Sunday, February 28, 2016

Atlanta 500 Winners And Losers

So the 2016 Atlanta 500 has been run.   A look at the race's winners and losers -


WINNERS -


Hendrick Motorsports
- After taking it on the chin at Daytona by JGR's Toyotas, Hendrick's honchos roared back to finish 1-2 and also eighth thanks to a nice rebound by Chase Elliott.   Kasey Kahnre remains the black sheep of the Hendrick fleet.

Half of Stewart-Haas Racing - Kurt Busch and Kevin Harvick combined to lead 193 laps and finish fourth and sixth.   Harvick's gag on the final restart was the killer of the race.

Young guns - The young guns had zero ammo at Daytona.  At Atlanta Elliott, Ricky Stenhouse, and Austin Dillon made a respectable effort and result.

Martin Truex - He led 34 laps and it's obvious that team fits better with Toyota than it did with Chevrolet.
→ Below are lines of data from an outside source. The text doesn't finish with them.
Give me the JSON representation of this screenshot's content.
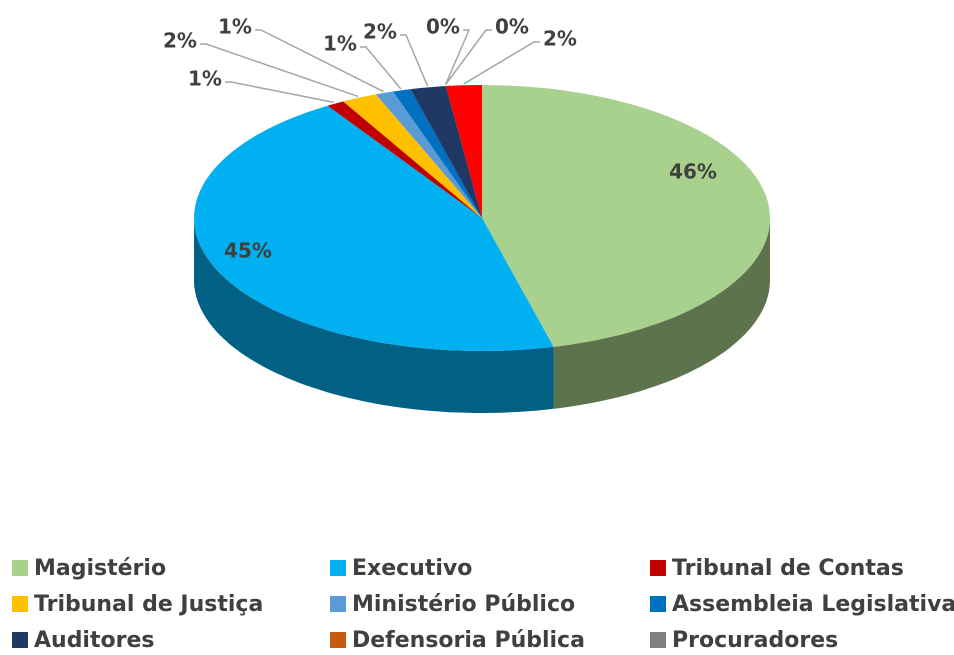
{
  "chart_data": {
    "type": "pie",
    "categories": [
      "Magistério",
      "Executivo",
      "Tribunal de Contas",
      "Tribunal de Justiça",
      "Ministério Público",
      "Assembleia Legislativa",
      "Auditores",
      "Defensoria Pública",
      "Procuradores",
      null
    ],
    "values": [
      46,
      45,
      1,
      2,
      1,
      1,
      2,
      0,
      0,
      2
    ],
    "value_labels": [
      "46%",
      "45%",
      "1%",
      "2%",
      "1%",
      "1%",
      "2%",
      "0%",
      "0%",
      "2%"
    ],
    "colors": [
      "#a9d18e",
      "#00b0f0",
      "#c00000",
      "#ffc000",
      "#5b9bd5",
      "#0070c0",
      "#203864",
      "#c55a11",
      "#7f7f7f",
      "#ff0000"
    ],
    "legend": "bottom"
  }
}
The list of winners is pretty slim; the list of losers isn't -

LOSERS -


The short field
- Striking was the high incidence of reportage critical of NASCAR for the shortness of the field, with blame given the new Charter system.   For a media that has been easily the most lapdog of all the sports medias, the NASCAR media's shots at NASCAR's Charter system was surprising - and very refreshing.   Lower car counts is never a good thing; it is a sign of declining value.   It's certainly not irreversible - but NASCAR needs to work to reverse this trend.


NASCAR's Retro 5&5 Rule  -  Drivers after the race kept saying "it was fun, it was fun."   But the most fun rules package remains the one where they can blast into the lead and they can fight back and retake it when someone else blasts into the lead - the more lead changes, the better for everyone.   This Atlanta 500 had a couple of spots of dicing up front, notably the two-lap dice between Harvick and Martin Truex, but other than that there wasn't much - certainly nothing like the apex of the track's history as a 1.54-mile quad-oval - 1999-2002 with four of its most competitive races, notably the 2001-2 Atlanta 500s contested with high downforce and a much-harder tire than used today.  
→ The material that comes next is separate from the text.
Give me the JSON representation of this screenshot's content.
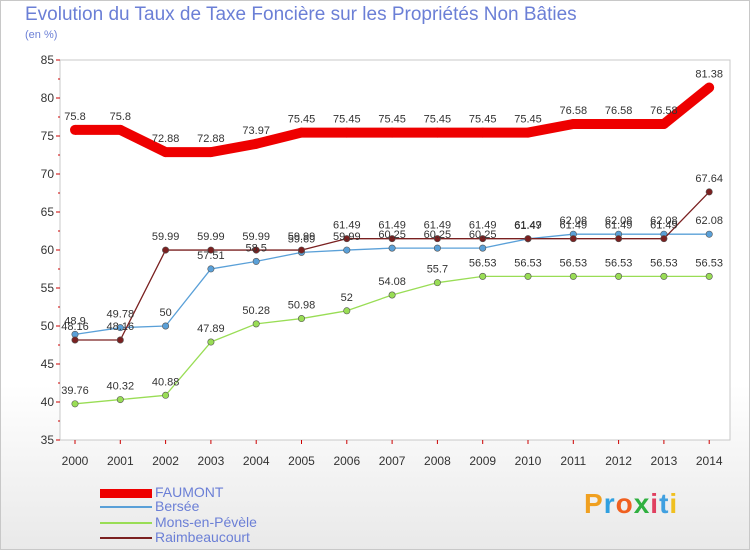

With this low-downforce package we also saw a return of the dirtiest words in racing, the condition from which nothing good can ever arrive - aero tight.   The biggest surprise was the lack of yellows in the 500, doubly surprising given the tire mini-fiascos endured in the Xfinity-Truck doubleheader on Saturday.  

People oversold low downforce at Kentucky and Darlington last year and it showed again it's not the way to go, no matter how much fun drivers professed to have with it.


Matt Kenseth - The pit penalty after leading 47 laps left him 19th at the end.  

Ganassi Racing - Jamie McMurray and Kyle Larson were on milk cartons the whole race long.

Penske Racing - Brad Keselowski and Joey Logano did salvage productive finishes - ninth for Brad and twelfth for Logano - but they're hardly the power they were last season so far.

RCR and Roush-Fenway - Six cars, one top-ten in this race between them.   Even with that Roush's bunch did show some notable improvement.